Friday, October 30, 2009

Consider Business Equipment Purchases Before the End of 2009

Businesses considering the purchase of equipment may be able to reduce their income taxes by making the purchase and placing the equipment in service before the end of 2009 rather than waiting until 2010.  Two significant provisions are currently set to expire at the end of 2009:  expanded first-year expensing and bonus depreciation.
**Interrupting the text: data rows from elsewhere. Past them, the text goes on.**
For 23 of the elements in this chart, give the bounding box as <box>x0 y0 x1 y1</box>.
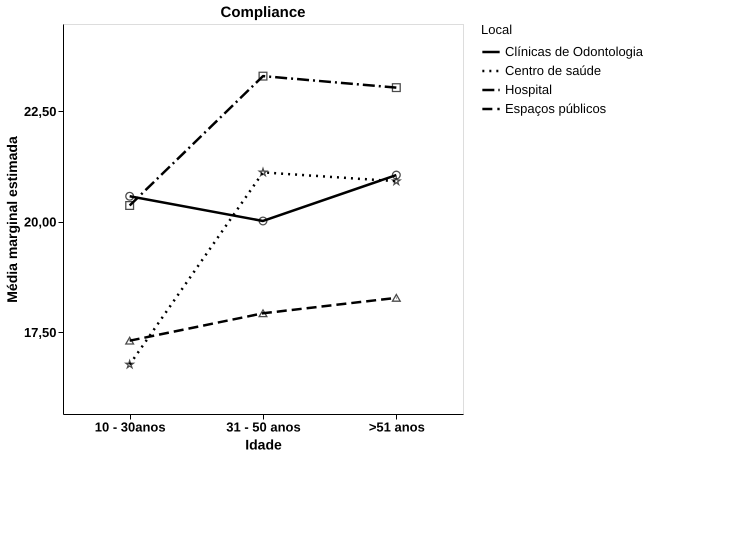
legend-title: Local <box>481 22 512 37</box>
x-tick-label: 10 - 30anos <box>94 420 166 434</box>
x-axis-title: Idade <box>245 436 282 452</box>
legend-label: Espaços públicos <box>505 101 607 116</box>
point <box>392 83 401 92</box>
point <box>125 192 134 201</box>
point <box>125 336 134 345</box>
y-tick-label: 20,00 <box>24 214 56 230</box>
point <box>258 309 268 318</box>
y-axis-title: Média marginal estimada <box>4 136 20 303</box>
x-tick-label: 31 - 50 anos <box>226 420 301 434</box>
point <box>392 294 401 302</box>
y-tick-label: 22,50 <box>24 104 56 119</box>
point <box>392 170 401 180</box>
legend-label: Centro de saúde <box>505 63 602 78</box>
legend-label: Hospital <box>505 82 552 97</box>
y-tick-label: 17,50 <box>24 324 56 340</box>
chart-title: Compliance <box>220 4 306 21</box>
x-tick-label: >51 anos <box>368 420 425 434</box>
legend-label: Clínicas de Odontologia <box>505 44 644 59</box>
point <box>258 216 268 226</box>
point <box>258 72 268 81</box>
point <box>125 201 134 210</box>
The so-called "Section 179 Expensing" limit is $250,000 and will drop to $134,000 for tax years beginning in 2010.  The amount that may be expensed phases out dollar for dollar as the total year's purchases exceeds $800,000; dropping to $530,000 in 2010.  Unlike bonus depreciation, eligible equipment does not need to be brand new.  Furthermore, for fiscal year business whose tax year begins in 2009 and ends in 2010, the expensing provisions will include 2010 purchases made within the fiscal year, whereas for bonus depreciation, the purchase must actually be in 2009.

Bonus depreciation is 50% of the cost of brand new equipment (and certain other property) as first reduced by any Section 179 expensing.  Bonus depreciation expires at the end of 2009.  Regular depreciation applies to the balance of the cost of equipment that was not deducted under the Section 179 and bonus depreciation provisions.